MoCo (Momentum Contrast)
Maintains a queue of negative keys from past batches, decoupling batch size from number of negatives. Key encoder updated as exponential moving average (EMA) of query encoder:
\[\theta_k \leftarrow m \theta_k + (1 - m) \theta_q\]Allows large effective number of negatives without huge batch sizes.
BYOL
Bootstrap Your Own Latent. Eliminates explicit negatives. Two networks: online ($\theta$) and target ($\xi$, EMA of $\theta$). Online predicts target representation:
\[\mathcal{L} = 2 - 2 \cdot \frac{\langle q_\theta(z_\theta), z_\xi \rangle}{\|q_\theta(z_\theta)\| \cdot \|z_\xi\|}\]Avoids collapse via the asymmetric architecture and stop-gradient on the target.
SimSiam
Similar to BYOL without EMA. Stop-gradient on one branch is the key to avoiding collapse. Simple and effective: no large batches, no negatives, no momentum encoder.
Masked Autoencoding
Masked Autoencoders (MAE)
For images: mask a large fraction ($\sim 75\%$) of patches, encode only visible patches with a ViT, decode to reconstruct masked patches.

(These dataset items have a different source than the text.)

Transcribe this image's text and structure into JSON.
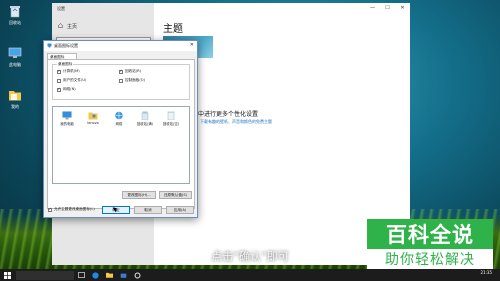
{
  "desktop": {
    "icons": [
      {
        "label": "回收站",
        "icon": "recycle-bin-icon"
      },
      {
        "label": "此电脑",
        "icon": "computer-icon"
      },
      {
        "label": "我的",
        "icon": "folder-icon"
      }
    ]
  },
  "settings": {
    "window_title": "设置",
    "home_label": "主页",
    "heading": "主题",
    "personalize_title": "中进行更多个性化设置",
    "personalize_sub": "下载有趣的壁纸、声音和颜色的免费主题",
    "controls": [
      "—",
      "☐",
      "✕"
    ]
  },
  "dialog": {
    "title": "桌面图标设置",
    "tab": "桌面图标",
    "group_label": "桌面图标",
    "checkboxes": [
      {
        "label": "计算机(M)",
        "checked": true
      },
      {
        "label": "回收站(R)",
        "checked": true
      },
      {
        "label": "用户的文件(U)",
        "checked": false
      },
      {
        "label": "控制面板(O)",
        "checked": false
      },
      {
        "label": "网络(N)",
        "checked": true
      }
    ],
    "icons": [
      {
        "label": "我的电脑",
        "icon": "computer-icon"
      },
      {
        "label": "lenovo",
        "icon": "user-folder-icon"
      },
      {
        "label": "网络",
        "icon": "network-icon"
      },
      {
        "label": "回收站(满)",
        "icon": "recycle-bin-full-icon"
      },
      {
        "label": "回收站(空)",
        "icon": "recycle-bin-empty-icon"
      }
    ],
    "change_icon": "更改图标(H)...",
    "restore_default": "还原默认值(S)",
    "allow_theme": "允许主题更改桌面图标(L)",
    "ok": "确定",
    "cancel": "取消",
    "apply": "应用(A)"
  },
  "watermark": {
    "top": "百科全说",
    "bottom": "助你轻松解决"
  },
  "caption": "点击“确认”即可",
  "taskbar": {
    "search_placeholder": "",
    "time": "21:35",
    "date": ""
  },
  "colors": {
    "accent": "#0078d7",
    "watermark_green": "#2fb24a"
  }
}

\[\mathcal{L} = \frac{1}{|\mathcal{M}|} \sum_{p \in \mathcal{M}} \|x_p - \hat{x}_p\|^2\]High masking ratio forces the encoder to learn semantic representations rather than interpolating local statistics.
Comparison of Approaches
| Method | Negatives | Momentum Encoder | Projection Head | Key Idea |
|---|---|---|---|---|
| SimCLR | Large batch | No | MLP | NT-Xent with strong augmentations |
| MoCo | Queue | Yes | MLP | Decoupled negatives via memory bank |
| BYOL | No | Yes (EMA) | Predictor | Asymmetric network prevents collapse |
| SimSiam | No | No | Predictor | Stop-gradient avoids collapse |
| MAE | No | No | Decoder | Reconstruction of masked patches |
Evaluation Protocol
Linear evaluation: freeze pretrained encoder; train a linear classifier on top. Measures representation quality independent of fine-tuning.
Fine-tuning: update all parameters. Measures transfer performance; typically higher than linear evaluation.
Few-shot: fine-tune with very few labeled examples per class. Tests sample efficiency.
Key Augmentations for Visual SSL
| Augmentation | Role |
|---|---|
| Random crop + resize | Invariance to scale and location |
| Color jitter | Invariance to color and brightness |
| Gaussian blur | Invariance to sharpness |
| Grayscale | Removes color-based shortcuts |
| Horizontal flip | Invariance to orientation |
Augmentation strength must be calibrated: too weak and the task is trivial; too strong and positives become semantically different.